We have written other blog posts that talk about the advantages and disadvantages of electronic health records (EHR) in hospitals. Many of the complaints about them are similar to those for any new electronic device. The bugs need to be found and corrected by the IT personnel. But the EHR systems have been in use for a decade now and the pervasive problems seem to persist.
A November 2016 report in the American Journal of Nursing outlines the persistent complaints from nurses about the problems of EHR systems. The complaints were divided into four categories: ease of use, patient safety, communications, and tech support.
Nurses felt that the EHR systems in their hospitals often were not useful for nurses. Up to an hour of each shift was needed for a nurse to enter data into the systems, and the systems often created difficulties in finding data or information. The report concluded that “what has been achieved . . . is the ability to transfer the task of date entry from a paper platform to an electronic platform, but the actual work of documentation is still largely manual.”

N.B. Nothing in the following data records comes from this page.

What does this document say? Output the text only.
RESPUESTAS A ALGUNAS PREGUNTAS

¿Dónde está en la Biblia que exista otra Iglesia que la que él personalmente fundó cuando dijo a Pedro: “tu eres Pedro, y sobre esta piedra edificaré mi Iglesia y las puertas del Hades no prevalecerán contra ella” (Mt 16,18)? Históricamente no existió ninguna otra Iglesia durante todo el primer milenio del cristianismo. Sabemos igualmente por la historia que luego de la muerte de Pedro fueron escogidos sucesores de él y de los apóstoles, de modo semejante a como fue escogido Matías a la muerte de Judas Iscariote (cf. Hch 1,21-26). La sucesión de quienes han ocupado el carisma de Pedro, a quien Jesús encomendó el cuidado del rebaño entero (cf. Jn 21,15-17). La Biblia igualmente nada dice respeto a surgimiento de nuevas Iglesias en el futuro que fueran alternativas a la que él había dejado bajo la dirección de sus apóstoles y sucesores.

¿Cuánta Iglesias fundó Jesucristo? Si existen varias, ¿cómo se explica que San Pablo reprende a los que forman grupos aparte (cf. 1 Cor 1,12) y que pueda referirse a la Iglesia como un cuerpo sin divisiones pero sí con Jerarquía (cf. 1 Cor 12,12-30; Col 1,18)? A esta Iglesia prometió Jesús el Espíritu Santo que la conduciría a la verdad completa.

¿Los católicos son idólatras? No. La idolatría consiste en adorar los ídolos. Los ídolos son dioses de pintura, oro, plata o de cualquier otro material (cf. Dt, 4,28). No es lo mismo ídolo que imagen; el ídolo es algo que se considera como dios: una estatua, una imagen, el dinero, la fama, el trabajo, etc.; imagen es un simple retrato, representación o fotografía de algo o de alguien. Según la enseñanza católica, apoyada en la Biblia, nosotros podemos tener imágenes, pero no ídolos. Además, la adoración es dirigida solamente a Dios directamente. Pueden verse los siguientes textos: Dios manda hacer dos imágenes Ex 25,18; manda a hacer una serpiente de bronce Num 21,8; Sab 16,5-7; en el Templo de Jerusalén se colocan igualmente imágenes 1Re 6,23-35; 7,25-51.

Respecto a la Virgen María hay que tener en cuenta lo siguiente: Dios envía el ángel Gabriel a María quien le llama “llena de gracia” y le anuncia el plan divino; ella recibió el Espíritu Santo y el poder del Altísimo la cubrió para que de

Patient safety was one of the major reasons why EHR was advocated. The use of alerts and barcodes, for example, meant fewer mistakes and missed problems. But the “cut and paste” ease of EHR sometimes means a nurse can simply repeat an earlier assessment rather than doing a time-consuming new one. The experience of nurses is that they increasingly use “workarounds” to address the flaws in the EHR systems. 67% of nurses in one study said that they had to use such “workaround” to prevent negative impact on the quality of care and avoid persistent flaws in the systems.
Communication improvement was another major reason the EHR systems were implemented. Yet a shocking 90% of nurses in a major study said that EHR did not improve communications between nurses and patients, and 94% said that also applied to communications between nurses and other members of the health care team.
Complaints about EHR tech support was endemic in hospitals. Only 30% of nurses felt their facility’s IT department responded quickly and well to problems and vulnerabilities identified by nurses. 67% of nurses working in for-profit inpatient settings felt that their IT departments were “incompetent” in fixing problems.
There is no question that EHR systems got off to a rocky start and are slowly evolving from a simple data-collection and recording systems to ones that actually assist the providers in caring for patients. As an author of the nursing report stated: “The problems . . . will fade in the next few years as increasing amounts of data are automatically populated via medical device integration, sensors, imaging, voice recognition, and so on, rather than manual entries.”